Internally Displaced persons or those who have fled their homes are over 2.3 million out of a population of 12.6 million. Over 720,000 have fled to the neigbouring countries; Kenya, Ethiopia Uganda, and Sudan; the very country they broke away from just five years ago. Many of the elites on both sides, relocated or sent their families to Kenya and Uganda where they maintain homes even after independence.
Primarily, the civil war has resulted in over six million people or at least half the population, facing severe hunger. The UN in 2015 appealed for $1.5 billion to support 4.6 million of the most vulnerable persons, but got $1 billion while its appeal this year for $1.29 billion has only netted 39 percent of the needed funds. If the war continues, there is a high possibility that the interest of the international community will wane, there will be less response, and more people will die of starvation and preventable diseases.

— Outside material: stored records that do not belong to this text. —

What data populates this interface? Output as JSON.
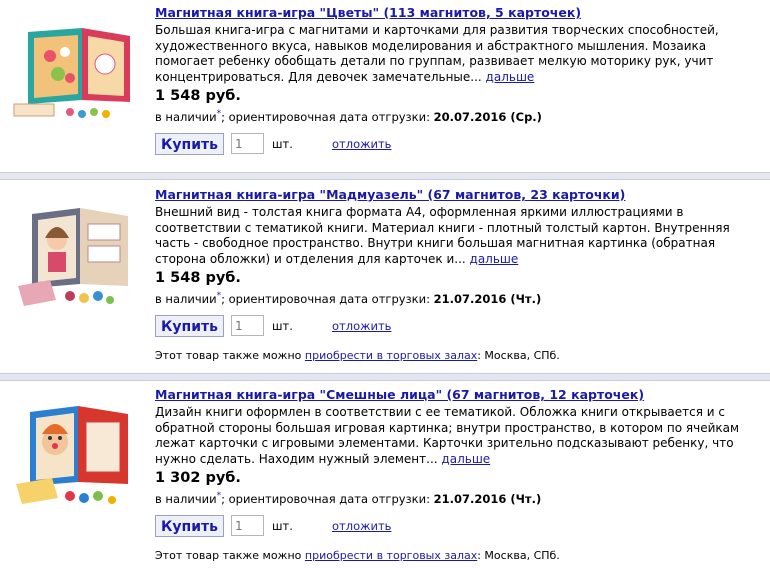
{
  "products": [
    {
      "title": "Магнитная книга-игра \"Цветы\" (113 магнитов, 5 карточек)",
      "description": "Большая книга-игра с магнитами и карточками для развития творческих способностей, художественного вкуса, навыков моделирования и абстрактного мышления. Мозаика помогает ребенку обобщать детали по группам, развивает мелкую моторику рук, учит концентрироваться. Для девочек замечательные...",
      "more_label": "дальше",
      "price": "1 548 руб.",
      "stock_label": "в наличии",
      "stock_asterisk": "*",
      "shipping_text": "; ориентировочная дата отгрузки:",
      "shipping_date": "20.07.2016 (Ср.)",
      "buy_label": "Купить",
      "qty_placeholder": "1",
      "unit": "шт.",
      "defer_label": "отложить"
    },
    {
      "title": "Магнитная книга-игра \"Мадмуазель\" (67 магнитов, 23 карточки)",
      "description": "Внешний вид - толстая книга формата А4, оформленная яркими иллюстрациями в соответствии с тематикой книги. Материал книги - плотный толстый картон. Внутренняя часть - свободное пространство. Внутри книги большая магнитная картинка (обратная сторона обложки) и отделения для карточек и...",
      "more_label": "дальше",
      "price": "1 548 руб.",
      "stock_label": "в наличии",
      "stock_asterisk": "*",
      "shipping_text": "; ориентировочная дата отгрузки:",
      "shipping_date": "21.07.2016 (Чт.)",
      "buy_label": "Купить",
      "qty_placeholder": "1",
      "unit": "шт.",
      "defer_label": "отложить",
      "also_prefix": "Этот товар также можно",
      "also_link": "приобрести в торговых залах",
      "also_suffix": ": Москва, СПб."
    },
    {
      "title": "Магнитная книга-игра \"Смешные лица\" (67 магнитов, 12 карточек)",
      "description": "Дизайн книги оформлен в соответствии с ее тематикой. Обложка книги открывается и с обратной стороны большая игровая картинка; внутри пространство, в котором по ячейкам лежат карточки с игровыми элементами. Карточки зрительно подсказывают ребенку, что нужно сделать. Находим нужный элемент...",
      "more_label": "дальше",
      "price": "1 302 руб.",
      "stock_label": "в наличии",
      "stock_asterisk": "*",
      "shipping_text": "; ориентировочная дата отгрузки:",
      "shipping_date": "21.07.2016 (Чт.)",
      "buy_label": "Купить",
      "qty_placeholder": "1",
      "unit": "шт.",
      "defer_label": "отложить",
      "also_prefix": "Этот товар также можно",
      "also_link": "приобрести в торговых залах",
      "also_suffix": ": Москва, СПб."
    }
  ]
}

The human suffering, massacres and disaster are man-made. There have been a couple of Peace Agreements signed, and violated including one in January. However, the most promising was the one signed in Addis Ababa, Ethiopia this May. It provided for a ceasefire, formation of a Transition Government, drafting of a new constitution, capped with new elections. Machar came to Abuja and assured the Nigerian government that the new agreement will be respected and implemented. As part of the agreement, he actually went back to Juba to resume as Vice President. Within weeks, it had been violated; the latest violence began on July 8, 2016 with clashes in Juba which left 300 dead.
The crisis and its seeming intractable nature are due to a combination of personal ambition, the rich oil resource of South Sudan, national interests of neigbours like Uganda and lack of a pan-national agenda. The binary division of the old Sudan into Sudan and South Sudan has neither brought peace nor development; a further breakup of the latter, cannot be a solution. The African Union must be supported by the international community to force the actors at all levels, to accept a ceasefire, share power, build a national army, register political parties that must be pan-national, de-militarize the country and build a new national orientation. The UN and AU must be empowered to enforce peace. There will never be a solution unless the butchers in South Sudan are made aware that they face arrest and prosecution for crimes against humanity if they refuse or fail to allow peace reign in the country.